Kultur : Musik in Berlin: Im Krebsgang

Ulrich Amling

So jung wie an diesem Abend sieht es selten aus, das Publikum der Philharmonie. Schülergruppen wirken exotisch im Berliner Konzertbetrieb, wo Orchestermusiker inzwischen die Enkel ihrer Abonennten sein könnten. Die Sorge, wie sinfonische Musik, "dieses große Geschenk für die nächste Generation", weitergegeben werden kann, treibt auch DSO-Chef Kent Nagano um. Deshalb regte er die Initiative "Schüler im Konzert" an, die Lehrern helfen will, Konzertbesuche durch spezielle Informationen, Probebesuche und Gespräche attraktiv in den Unterricht einzubinden. "Für junge Menschen", sagt Nagano, "darf es keine Mauer zwischen Bühne und Zuhörern geben." 500 Schüler haben die Pädagogen als Dank mit in die Philharmonie geführt - in ein Programm, das musikalische Traditionslinien nach möglichen Schnittpunkten absucht und den Krebsgang als Symbol der Ewigen entdeckt. Die Nagano-typische Spielfolge (Randrepertoire - Uraufführung - das große Werk) liest sich wie ein Oberstufen-Lehrplan, wirkt aufgeführt aber eher apart als didaktisch. Sicher lässt sich nach einem Happen Ockeghem erkennen, dass sich Unsuk Chin (in der kommenden Saison "composer in residence") in ihren "Miroirs des temps" mit mittelalterlicher Musik beschäftigt hat. Doch eine wirklich aufregende Erfahrung sind nur die ersten Takte: Aus den Tiefen des Schlagwerks steigen Klänge, die sich geografisch (Karibik oder Konstanz?) und zeitlich nicht eindeutig zuordnen lassen. Die Stimmen des leider deutlich abgesungenen Hilliard Ensembles oszillieren zwischen Alter Musik und klassischer Moderne. Eine Schwebung entsteht, Türen springen auf. Die restlichen 30 Minuten sind zwar schön anzuhören, letztlich aber mehr großflächig eingewickelte Mittelalteransichten, als der Grüne Punkt erlaubt.

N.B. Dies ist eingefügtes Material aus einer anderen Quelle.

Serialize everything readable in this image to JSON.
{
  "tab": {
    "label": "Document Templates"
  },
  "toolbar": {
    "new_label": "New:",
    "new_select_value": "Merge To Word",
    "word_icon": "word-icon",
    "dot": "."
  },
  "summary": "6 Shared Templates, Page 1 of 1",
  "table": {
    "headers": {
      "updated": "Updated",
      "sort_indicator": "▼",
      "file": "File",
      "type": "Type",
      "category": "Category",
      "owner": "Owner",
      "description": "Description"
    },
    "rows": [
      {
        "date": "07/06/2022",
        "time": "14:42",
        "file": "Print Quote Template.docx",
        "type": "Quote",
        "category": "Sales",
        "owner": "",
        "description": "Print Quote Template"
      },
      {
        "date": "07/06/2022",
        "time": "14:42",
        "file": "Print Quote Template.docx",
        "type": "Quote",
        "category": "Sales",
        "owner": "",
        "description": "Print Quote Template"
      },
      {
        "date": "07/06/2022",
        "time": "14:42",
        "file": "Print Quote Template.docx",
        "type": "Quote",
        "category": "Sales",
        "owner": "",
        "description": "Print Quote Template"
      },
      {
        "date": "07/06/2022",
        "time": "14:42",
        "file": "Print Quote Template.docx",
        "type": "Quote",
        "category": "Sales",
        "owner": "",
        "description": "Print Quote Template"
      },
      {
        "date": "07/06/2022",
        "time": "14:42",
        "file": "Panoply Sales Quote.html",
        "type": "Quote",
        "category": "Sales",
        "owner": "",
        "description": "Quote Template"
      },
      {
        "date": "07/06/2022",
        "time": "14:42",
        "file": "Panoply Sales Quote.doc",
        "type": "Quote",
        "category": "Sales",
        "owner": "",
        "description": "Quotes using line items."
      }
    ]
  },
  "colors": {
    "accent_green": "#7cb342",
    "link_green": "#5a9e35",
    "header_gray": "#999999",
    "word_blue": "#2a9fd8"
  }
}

Ganz dem polyphonen Ideal eines Ockeghem folgend, konzentriert sich Nagano bei Mahlers "Das Lied von der Erde" auf die lineare Entwicklung der Stimmen. Sein Bestreben, jedes Ornament als Stütze, Jugendstil als Moderne zu lesen, führt vor allem im ersten Satz zu schleppender Unordnung. Erst im finalen "Abschied" pendelt sich Naganos undramatischer Mahler in jener schmerzlichen Schönheit ein, die schon in die Neunte hinüberschwingt. Der Altistin Jane Irwin gelingt hier ein Wunder an Natürlichkeit und tiefem Empfinden. Durch das Verebben des Riesenorchesters schreitet ein Mensch. Ein magischer Moment nach artigem Vorspiel.